Mgr Thierry Brac de la Perrière, jeune évêque auxiliaire de Lyon ici à la droite de Mgr Barbarin, est convaincu qu’aujourd’hui l’Église doit réagir : “Nous estimons qu’il est important d’aller tout de suite à l’essentiel, l’annonce directe et explicite du Christ vivant, ressuscité et libérateur de l’Homme.”
“Allez dans le monde entier, proclamez l’Évangile à toute la création !” Depuis quelques mois, les catholiques du diocèse de Lyon méditent régulièrement cette exhortation de Jésus-Christ aux apôtres. Et c’est le cardinal Barbarin qui a pris la tête de cette reconquête de l’âme des Lyonnais. Un peu comme saint Irénée, évêque lyonnais qui, déjà, au IIe siècle, prêchait la bonne parole dans toute la Gaule. Il est vrai qu’au vu de la situation de l’Église catholique, il y a urgence : chute libre du nombre d’enfants catéchisés, baisse vertigineuse des vocations, indifférence grandissante à l’égard du christianisme… Mgr Thierry Brac de la Perrière, jeune évêque auxiliaire de Lyon et bras droit de Mgr Barbarin, est convaincu qu’aujourd’hui, l’Église doit réagir : “Au sujet de la foi, la rupture de la transmission est telle qu’il existe une méconnaissance complète de la foi chrétienne. Nous estimons donc qu’il est important d’aller tout de suite à l’essentiel, l’annonce directe et explicite du Christ vivant, ressuscité et libérateur de l’homme.” Depuis les années soixante-dix et le début du pontificat de Jean-Paul II, l’Église se “casse la tête” pour trouver des réponses au désamour dont elle est victime. Comme nous l’explique Denis Pelletier, historien à l’université Lyon 2 * : “L’Église catholique ne cesse de chercher de nouvelles formes de présence au monde. Elle compte surtout sur ce qui relève du communautaire et de l’émotion partagée, notamment lors de grands raouts, du type des Journées mondiales de la jeunesse.”

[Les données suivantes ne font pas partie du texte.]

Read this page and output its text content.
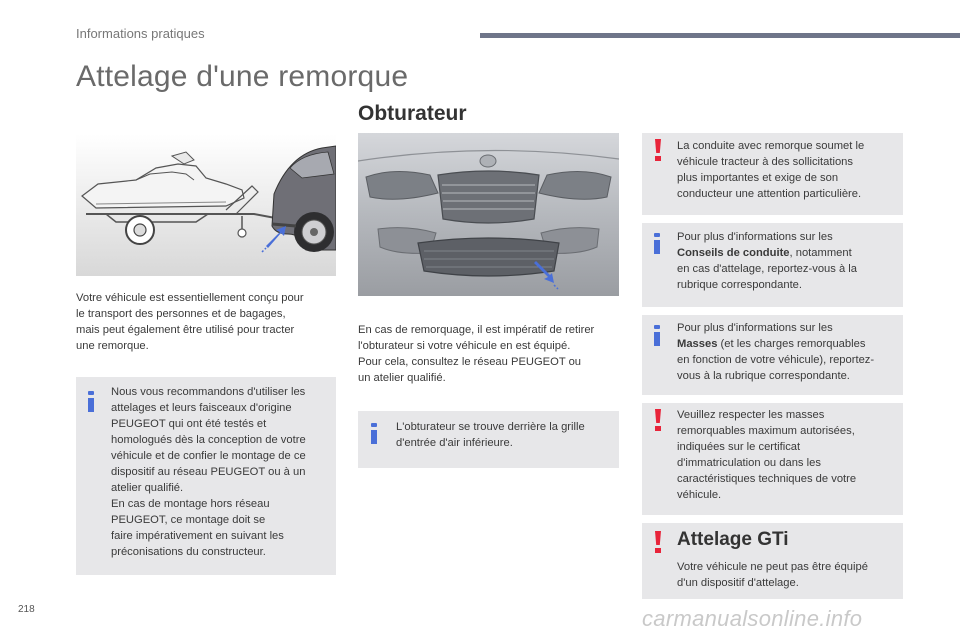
Informations pratiques
Attelage d'une remorque
Votre véhicule est essentiellement conçu pour
le transport des personnes et de bagages,
mais peut également être utilisé pour tracter
une remorque.
Nous vous recommandons d'utiliser les
attelages et leurs faisceaux d'origine
PEUGEOT qui ont été testés et
homologués dès la conception de votre
véhicule et de confier le montage de ce
dispositif au réseau PEUGEOT ou à un
atelier qualifié.
En cas de montage hors réseau
PEUGEOT, ce montage doit se
faire impérativement en suivant les
préconisations du constructeur.
Obturateur
En cas de remorquage, il est impératif de retirer
l'obturateur si votre véhicule en est équipé.
Pour cela, consultez le réseau PEUGEOT ou
un atelier qualifié.
L'obturateur se trouve derrière la grille
d'entrée d'air inférieure.
La conduite avec remorque soumet le
véhicule tracteur à des sollicitations
plus importantes et exige de son
conducteur une attention particulière.
Pour plus d'informations sur les
Conseils de conduite, notamment
en cas d'attelage, reportez-vous à la
rubrique correspondante.
Pour plus d'informations sur les
Masses (et les charges remorquables
en fonction de votre véhicule), reportez-
vous à la rubrique correspondante.
Veuillez respecter les masses
remorquables maximum autorisées,
indiquées sur le certificat
d'immatriculation ou dans les
caractéristiques techniques de votre
véhicule.
Attelage GTi
Votre véhicule ne peut pas être équipé
d'un dispositif d'attelage.
218	carmanualsonline.info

Lyon, diocèse test pour une nouvelle évangélisation
À l’échelle internationale, des groupes de réflexion se sont ainsi emparés de la question. Les Congrès internationaux pour une nouvelle évangélisation – que Mgr Philippe Barbarin suit de très près – ont été lancés en 2001 par les cardinaux de Paris, Lisbonne, Bruxelles et Vienne. Le but est clairement affiché : trouver les moyens de mieux annoncer la Bonne Nouvelle de l’Évangile dans les grandes villes européennes (lire Une réflexion internationale). Dans ce branle-bas de combat, le diocèse de Lyon est un diocèse test, dans lequel le cardinal Barbarin multiplie les opérations de séduction. La première fut lancée en novembre 2003, avec le festival d’art “La chair et Dieu”, pour renouer des liens avec les artistes contemporains (lire le supplément de Lyon Capitale n° 448). Après cet essai transformé, Fourvière releva un nouveau défi en montant sur la scène rock. Le 21 juin 2004, jour de la Fête de la musique, des groupes chrétiens de reggae (Spear Hit), de pop (Glorious) et de rock (Paddy Kelly) ont donné un concert devant la primatiale Saint-Jean, pour offrir aux badauds une “proposition spirituelle”. Cette soirée musicale baptisée Esprit Live bénéficiait entre autres du soutien d’Alain Mérieux et du champion Edmilson. Juste derrière la scène, les spectateurs avaient rendez-vous avec Christ’appel, le second volet de la soirée : un appel aux vocations organisé dans la primatiale Saint-Jean, par le P. Thierry Jacoud, responsable de la pastorale des jeunes, et par la communauté du Chemin-Neuf. Celui qui franchissait les portes de la cathédrale pouvait, au choix, se confesser, discuter avec un prêtre ou visiter les stands “vie consacrée”, “mariage”, etc.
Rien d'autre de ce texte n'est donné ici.